Published: February 13th, 2012
Updated: October 20, 2014
December 17, 2012 Update: According to the DoD, the 2013 BAH amounts are released and will take effect January 1, 2013. That average increase is 3.8%; did yours go up or down? By how much?
13 Feb 2012, President Obama released his “Budget of the United States Government, Fiscal Year 2013.” I have taken the liberty to extract the portion within the Defense budget overview that related to our members and families. For 2013, the information for families is limited as compared to past years.
Cares for Servicemembers and Their Families. Keeping faith with servicemembers—which the President has called a “moral obligation”—is a key component of the new defense strategy. The high quality and readiness of our All-Volunteer Force is the Nation’s most important military advantage, so it is critical that military members and their families receive the compensation and benefits that they deserve. The Budget provides a 1.7 percent increase to basic pay in calendar year 2013, the full increase authorized by current law.
Adjusts Health Care Benefits and Initiates Retirement Review. DOD has implemented a variety of internal efficiencies within its medical program and continues to seek cost savings, but it is imperative to better manage the health benefit.
The Budget introduces new TRICARE copays and fees to help constrain the cost of healthcare while continuing to provide high quality care. The Budget includes additional increases to TRICARE
Prime enrollment fees, initiation of Standard/Extra annual enrollment fees, and adjustments to deductibles and catastrophic caps. The Budget also modifies pharmacy copays to encourage
the use of less expensive mail-order and military treatment facility pharmacies. Finally, the Budget includes modest annual fees for TRICARE beneficiaries over age 65 when they transition
to Medicare coverage. These reforms will reduce DOD costs over five years by an estimated $12.9 billion in discretionary funding and $4.7 billion in mandatory savings in the Medicare-Eligible
Retiree Health Care Fund.
The Budget also includes the Administration’s proposal for a Military Retirement Modernization Commission, which, if enacted, will recommend improvements to the military retirement
system. Under the proposal, the President would appoint the Commissioners; DOD would transmit to the Commission initial recommendations to change the military retirement system; the
Commission would hold hearings, make final recommendations, and draft legislation to implement its recommendations; the President would review and decide whether to transmit the Commission’s recommendations to the Congress; and Congress would vote “up or down” on the legislation. The Administration believes that any major military retirement reforms should include grandfathering for current retirees and those currently serving in the military.
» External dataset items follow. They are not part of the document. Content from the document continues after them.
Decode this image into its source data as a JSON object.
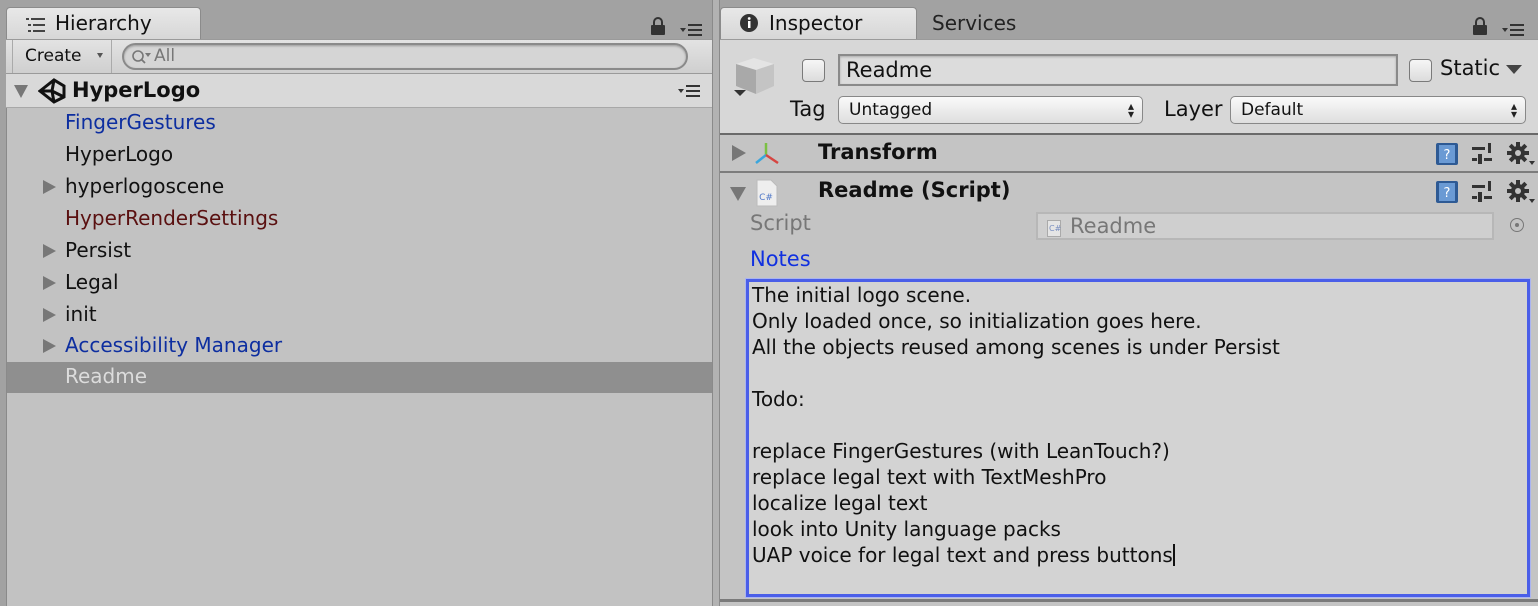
{
  "hierarchy": {
    "tab_label": "Hierarchy",
    "create_label": "Create",
    "search_placeholder": "All",
    "scene": {
      "name": "HyperLogo",
      "expanded": true
    },
    "items": [
      {
        "label": "FingerGestures",
        "color": "#0d2ea0",
        "has_children": false,
        "selected": false
      },
      {
        "label": "HyperLogo",
        "color": "#111111",
        "has_children": false,
        "selected": false
      },
      {
        "label": "hyperlogoscene",
        "color": "#111111",
        "has_children": true,
        "selected": false
      },
      {
        "label": "HyperRenderSettings",
        "color": "#5a1010",
        "has_children": false,
        "selected": false
      },
      {
        "label": "Persist",
        "color": "#111111",
        "has_children": true,
        "selected": false
      },
      {
        "label": "Legal",
        "color": "#111111",
        "has_children": true,
        "selected": false
      },
      {
        "label": "init",
        "color": "#111111",
        "has_children": true,
        "selected": false
      },
      {
        "label": "Accessibility Manager",
        "color": "#0d2ea0",
        "has_children": true,
        "selected": false
      },
      {
        "label": "Readme",
        "color": "#dcdcdc",
        "has_children": false,
        "selected": true
      }
    ]
  },
  "inspector": {
    "tabs": [
      {
        "label": "Inspector",
        "active": true,
        "icon": "info-icon"
      },
      {
        "label": "Services",
        "active": false
      }
    ],
    "object_name": "Readme",
    "active_checked": false,
    "static_label": "Static",
    "static_checked": false,
    "tag_label": "Tag",
    "tag_value": "Untagged",
    "layer_label": "Layer",
    "layer_value": "Default",
    "components": [
      {
        "title": "Transform",
        "expanded": false,
        "icon": "transform-axes-icon"
      },
      {
        "title": "Readme (Script)",
        "expanded": true,
        "icon": "csharp-script-icon"
      }
    ],
    "script_label": "Script",
    "script_value": "Readme",
    "notes_label": "Notes",
    "notes_text": "The initial logo scene.\nOnly loaded once, so initialization goes here.\nAll the objects reused among scenes is under Persist\n\nTodo:\n\nreplace FingerGestures (with LeanTouch?)\nreplace legal text with TextMeshPro\nlocalize legal text\nlook into Unity language packs\nUAP voice for legal text and press buttons",
    "accent_color": "#4a5ee8",
    "notes_label_color": "#1030e0"
  }
}
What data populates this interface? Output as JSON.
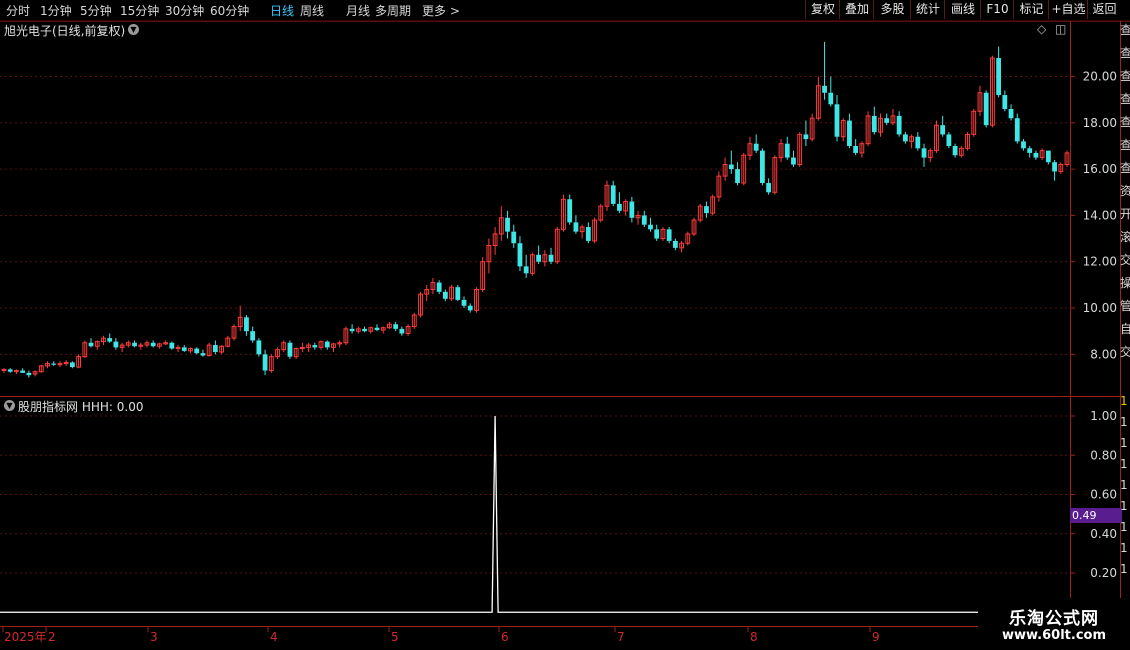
{
  "toolbar": {
    "periods": [
      "分时",
      "1分钟",
      "5分钟",
      "15分钟",
      "30分钟",
      "60分钟",
      "日线",
      "周线",
      "月线",
      "多周期",
      "更多 >"
    ],
    "active_period": "日线",
    "right_buttons": [
      "复权",
      "叠加",
      "多股",
      "统计",
      "画线",
      "F10",
      "标记",
      "+自选",
      "返回"
    ]
  },
  "stock": {
    "title": "旭光电子(日线,前复权)"
  },
  "indicator": {
    "title": "股朋指标网  HHH: 0.00"
  },
  "side_badge": {
    "value": "0.49"
  },
  "watermark": {
    "line1": "乐淘公式网",
    "line2": "www.60lt.com"
  },
  "side_strip": {
    "chars": [
      "查",
      "查",
      "查",
      "查",
      "查",
      "查",
      "查",
      "资",
      "开",
      "滚",
      "交",
      "操",
      "管",
      "自",
      "交",
      "1",
      "1",
      "1",
      "1",
      "1",
      "1",
      "1",
      "1",
      "1"
    ]
  },
  "colors": {
    "up": "#ff3b3b",
    "down": "#3fe6e6",
    "grid": "#5a0f0f",
    "axis": "#a01f1f",
    "indicator_line": "#ffffff",
    "active_tab": "#37c8ff"
  },
  "chart_data": [
    {
      "type": "candlestick",
      "title": "旭光电子(日线,前复权)",
      "y_ticks": [
        "20.00",
        "18.00",
        "16.00",
        "14.00",
        "12.00",
        "10.00",
        "8.00"
      ],
      "ylim": [
        6.2,
        22.4
      ],
      "x_ticks": [
        "2025年",
        "2",
        "3",
        "4",
        "5",
        "6",
        "7",
        "8",
        "9"
      ],
      "grid": true,
      "candles": [
        [
          7.3,
          7.4,
          7.2,
          7.35
        ],
        [
          7.35,
          7.4,
          7.2,
          7.25
        ],
        [
          7.25,
          7.35,
          7.15,
          7.3
        ],
        [
          7.3,
          7.4,
          7.2,
          7.2
        ],
        [
          7.2,
          7.3,
          7.0,
          7.1
        ],
        [
          7.15,
          7.3,
          7.05,
          7.25
        ],
        [
          7.25,
          7.55,
          7.2,
          7.5
        ],
        [
          7.5,
          7.7,
          7.4,
          7.6
        ],
        [
          7.6,
          7.7,
          7.5,
          7.55
        ],
        [
          7.55,
          7.7,
          7.45,
          7.6
        ],
        [
          7.6,
          7.75,
          7.5,
          7.65
        ],
        [
          7.65,
          7.7,
          7.4,
          7.45
        ],
        [
          7.45,
          8.0,
          7.4,
          7.9
        ],
        [
          7.9,
          8.6,
          7.85,
          8.5
        ],
        [
          8.5,
          8.7,
          8.3,
          8.35
        ],
        [
          8.35,
          8.6,
          8.2,
          8.55
        ],
        [
          8.55,
          8.8,
          8.4,
          8.7
        ],
        [
          8.7,
          8.9,
          8.5,
          8.55
        ],
        [
          8.55,
          8.7,
          8.2,
          8.3
        ],
        [
          8.3,
          8.5,
          8.1,
          8.4
        ],
        [
          8.4,
          8.6,
          8.3,
          8.5
        ],
        [
          8.5,
          8.6,
          8.3,
          8.35
        ],
        [
          8.35,
          8.5,
          8.2,
          8.4
        ],
        [
          8.4,
          8.6,
          8.3,
          8.5
        ],
        [
          8.5,
          8.6,
          8.3,
          8.35
        ],
        [
          8.35,
          8.5,
          8.25,
          8.45
        ],
        [
          8.45,
          8.6,
          8.4,
          8.5
        ],
        [
          8.5,
          8.55,
          8.2,
          8.25
        ],
        [
          8.25,
          8.4,
          8.1,
          8.3
        ],
        [
          8.3,
          8.4,
          8.1,
          8.15
        ],
        [
          8.15,
          8.3,
          8.05,
          8.25
        ],
        [
          8.25,
          8.3,
          8.0,
          8.05
        ],
        [
          8.05,
          8.2,
          7.9,
          7.95
        ],
        [
          7.95,
          8.5,
          7.9,
          8.4
        ],
        [
          8.4,
          8.6,
          8.0,
          8.1
        ],
        [
          8.1,
          8.4,
          8.0,
          8.35
        ],
        [
          8.35,
          8.8,
          8.3,
          8.7
        ],
        [
          8.7,
          9.3,
          8.6,
          9.2
        ],
        [
          9.2,
          10.1,
          9.0,
          9.6
        ],
        [
          9.6,
          9.7,
          8.8,
          9.0
        ],
        [
          9.0,
          9.2,
          8.5,
          8.6
        ],
        [
          8.6,
          8.7,
          7.9,
          8.0
        ],
        [
          8.0,
          8.2,
          7.1,
          7.3
        ],
        [
          7.3,
          8.0,
          7.2,
          7.9
        ],
        [
          7.9,
          8.3,
          7.8,
          8.2
        ],
        [
          8.2,
          8.6,
          8.1,
          8.5
        ],
        [
          8.5,
          8.6,
          7.8,
          7.9
        ],
        [
          7.9,
          8.3,
          7.8,
          8.25
        ],
        [
          8.25,
          8.5,
          8.1,
          8.3
        ],
        [
          8.3,
          8.5,
          8.1,
          8.4
        ],
        [
          8.4,
          8.5,
          8.2,
          8.3
        ],
        [
          8.3,
          8.6,
          8.2,
          8.55
        ],
        [
          8.55,
          8.6,
          8.2,
          8.3
        ],
        [
          8.3,
          8.5,
          8.1,
          8.45
        ],
        [
          8.45,
          8.6,
          8.3,
          8.5
        ],
        [
          8.5,
          9.2,
          8.4,
          9.1
        ],
        [
          9.1,
          9.3,
          8.9,
          9.0
        ],
        [
          9.0,
          9.2,
          8.9,
          9.1
        ],
        [
          9.1,
          9.2,
          8.95,
          9.0
        ],
        [
          9.0,
          9.2,
          8.9,
          9.15
        ],
        [
          9.15,
          9.3,
          9.0,
          9.05
        ],
        [
          9.05,
          9.2,
          8.9,
          9.15
        ],
        [
          9.15,
          9.4,
          9.1,
          9.3
        ],
        [
          9.3,
          9.4,
          9.0,
          9.1
        ],
        [
          9.1,
          9.2,
          8.8,
          8.9
        ],
        [
          8.9,
          9.3,
          8.8,
          9.2
        ],
        [
          9.2,
          9.8,
          9.1,
          9.7
        ],
        [
          9.7,
          10.7,
          9.6,
          10.6
        ],
        [
          10.6,
          11.0,
          10.3,
          10.8
        ],
        [
          10.8,
          11.3,
          10.6,
          11.1
        ],
        [
          11.1,
          11.2,
          10.6,
          10.7
        ],
        [
          10.7,
          10.8,
          10.3,
          10.4
        ],
        [
          10.4,
          11.0,
          10.3,
          10.9
        ],
        [
          10.9,
          11.0,
          10.3,
          10.35
        ],
        [
          10.35,
          10.5,
          10.0,
          10.1
        ],
        [
          10.1,
          10.2,
          9.8,
          9.9
        ],
        [
          9.9,
          10.9,
          9.8,
          10.8
        ],
        [
          10.8,
          12.2,
          10.7,
          12.0
        ],
        [
          12.0,
          13.0,
          11.5,
          12.7
        ],
        [
          12.7,
          13.5,
          12.3,
          13.2
        ],
        [
          13.2,
          14.4,
          12.9,
          13.9
        ],
        [
          13.9,
          14.2,
          13.0,
          13.3
        ],
        [
          13.3,
          13.6,
          12.6,
          12.8
        ],
        [
          12.8,
          13.1,
          11.6,
          11.8
        ],
        [
          11.8,
          12.3,
          11.3,
          11.5
        ],
        [
          11.5,
          12.4,
          11.4,
          12.3
        ],
        [
          12.3,
          12.7,
          11.9,
          12.0
        ],
        [
          12.0,
          12.5,
          11.8,
          12.3
        ],
        [
          12.3,
          12.6,
          11.9,
          12.0
        ],
        [
          12.0,
          13.5,
          11.9,
          13.4
        ],
        [
          13.4,
          14.9,
          13.3,
          14.7
        ],
        [
          14.7,
          14.9,
          13.6,
          13.7
        ],
        [
          13.7,
          14.0,
          13.2,
          13.3
        ],
        [
          13.3,
          13.6,
          13.0,
          13.5
        ],
        [
          13.5,
          13.7,
          12.8,
          12.9
        ],
        [
          12.9,
          13.9,
          12.8,
          13.8
        ],
        [
          13.8,
          14.5,
          13.7,
          14.4
        ],
        [
          14.4,
          15.5,
          14.2,
          15.3
        ],
        [
          15.3,
          15.5,
          14.4,
          14.5
        ],
        [
          14.5,
          15.0,
          14.1,
          14.2
        ],
        [
          14.2,
          14.7,
          14.0,
          14.6
        ],
        [
          14.6,
          14.8,
          13.7,
          13.9
        ],
        [
          13.9,
          14.2,
          13.6,
          14.0
        ],
        [
          14.0,
          14.2,
          13.5,
          13.6
        ],
        [
          13.6,
          13.9,
          13.3,
          13.4
        ],
        [
          13.4,
          13.6,
          12.9,
          13.0
        ],
        [
          13.0,
          13.5,
          12.9,
          13.4
        ],
        [
          13.4,
          13.5,
          12.8,
          12.9
        ],
        [
          12.9,
          13.0,
          12.5,
          12.6
        ],
        [
          12.6,
          12.9,
          12.4,
          12.8
        ],
        [
          12.8,
          13.3,
          12.7,
          13.2
        ],
        [
          13.2,
          13.9,
          13.1,
          13.8
        ],
        [
          13.8,
          14.5,
          13.7,
          14.4
        ],
        [
          14.4,
          14.6,
          13.9,
          14.1
        ],
        [
          14.1,
          14.9,
          14.0,
          14.8
        ],
        [
          14.8,
          15.9,
          14.6,
          15.7
        ],
        [
          15.7,
          16.5,
          15.5,
          16.2
        ],
        [
          16.2,
          16.8,
          15.8,
          16.0
        ],
        [
          16.0,
          16.3,
          15.3,
          15.4
        ],
        [
          15.4,
          16.7,
          15.3,
          16.6
        ],
        [
          16.6,
          17.4,
          16.4,
          17.1
        ],
        [
          17.1,
          17.5,
          16.7,
          16.8
        ],
        [
          16.8,
          16.9,
          15.3,
          15.4
        ],
        [
          15.4,
          15.6,
          14.9,
          15.0
        ],
        [
          15.0,
          16.6,
          14.9,
          16.5
        ],
        [
          16.5,
          17.3,
          16.3,
          17.1
        ],
        [
          17.1,
          17.4,
          16.4,
          16.5
        ],
        [
          16.5,
          16.8,
          16.1,
          16.2
        ],
        [
          16.2,
          17.6,
          16.1,
          17.5
        ],
        [
          17.5,
          18.1,
          17.0,
          17.3
        ],
        [
          17.3,
          18.4,
          17.2,
          18.2
        ],
        [
          18.2,
          20.0,
          18.1,
          19.6
        ],
        [
          19.6,
          21.5,
          19.0,
          19.3
        ],
        [
          19.3,
          20.0,
          18.7,
          18.8
        ],
        [
          18.8,
          19.2,
          17.2,
          17.4
        ],
        [
          17.4,
          18.2,
          17.2,
          18.1
        ],
        [
          18.1,
          18.4,
          16.9,
          17.0
        ],
        [
          17.0,
          17.3,
          16.6,
          16.7
        ],
        [
          16.7,
          17.2,
          16.5,
          17.1
        ],
        [
          17.1,
          18.5,
          17.0,
          18.3
        ],
        [
          18.3,
          18.7,
          17.5,
          17.6
        ],
        [
          17.6,
          18.4,
          17.4,
          18.2
        ],
        [
          18.2,
          18.4,
          17.9,
          18.0
        ],
        [
          18.0,
          18.6,
          17.9,
          18.3
        ],
        [
          18.3,
          18.5,
          17.4,
          17.5
        ],
        [
          17.5,
          17.6,
          17.1,
          17.2
        ],
        [
          17.2,
          17.5,
          16.9,
          17.4
        ],
        [
          17.4,
          17.6,
          16.8,
          16.9
        ],
        [
          16.9,
          17.1,
          16.1,
          16.5
        ],
        [
          16.5,
          16.9,
          16.3,
          16.8
        ],
        [
          16.8,
          18.1,
          16.7,
          17.9
        ],
        [
          17.9,
          18.3,
          17.4,
          17.5
        ],
        [
          17.5,
          17.6,
          16.9,
          17.0
        ],
        [
          17.0,
          17.1,
          16.5,
          16.6
        ],
        [
          16.6,
          17.0,
          16.5,
          16.9
        ],
        [
          16.9,
          17.6,
          16.8,
          17.5
        ],
        [
          17.5,
          18.6,
          17.4,
          18.5
        ],
        [
          18.5,
          19.6,
          18.3,
          19.3
        ],
        [
          19.3,
          19.4,
          17.8,
          17.9
        ],
        [
          17.9,
          20.9,
          17.8,
          20.8
        ],
        [
          20.8,
          21.3,
          19.1,
          19.2
        ],
        [
          19.2,
          19.4,
          18.5,
          18.6
        ],
        [
          18.6,
          18.8,
          18.1,
          18.2
        ],
        [
          18.2,
          18.4,
          17.1,
          17.2
        ],
        [
          17.2,
          17.3,
          16.8,
          16.9
        ],
        [
          16.9,
          17.0,
          16.5,
          16.7
        ],
        [
          16.7,
          16.8,
          16.4,
          16.5
        ],
        [
          16.5,
          16.9,
          16.4,
          16.8
        ],
        [
          16.8,
          16.8,
          16.2,
          16.3
        ],
        [
          16.3,
          16.4,
          15.5,
          15.9
        ],
        [
          15.9,
          16.3,
          15.8,
          16.2
        ],
        [
          16.2,
          16.8,
          16.1,
          16.7
        ]
      ]
    },
    {
      "type": "line",
      "title": "股朋指标网  HHH: 0.00",
      "y_ticks": [
        "1.00",
        "0.80",
        "0.60",
        "0.40",
        "0.20"
      ],
      "ylim": [
        -0.07,
        1.0
      ],
      "spike_index": 79,
      "series": [
        {
          "values_note": "",
          "values": []
        }
      ]
    }
  ]
}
Usually, the budget proposal will make specific reference to housing in the budget summary, but this year it does not. You have to look at the actual budget numbers to get an idea. Will Basic Allowance for Housing (BAH) increase in 2013? If the housing numbers that are being proposed are any indication, the answer is, no. The budget’ housing number reflects a $35 million decrease over the 2012 estimate.
Update: Thank you to the personnel at the Joint Chiefs of Staff for showing me where the BAH information was described in the budget text! It has a 4.2% raise in BAH and 3.4% raise in BAS for 2013 – interestingly it is the same increase proposed as last years (last years proposal ended up being about two full percent higher than what actually became true).
From the buget proposal:
For the basic allowance for housing (BAH) and basic allowance for subsistence (BAS), the FY 2013 budget request includes a 4.2 percent average rate increase in BAH and a 3.4 percent increase in BAS effective January 1, 2013. However, the actual increases will be based on a “by location” housing market analysis conducted for the Department of Defense and a food cost index prepared by the Department of Agriculture, both of which are measured much closer to the effective date to ensure they best capture the actual cost impact on the service member.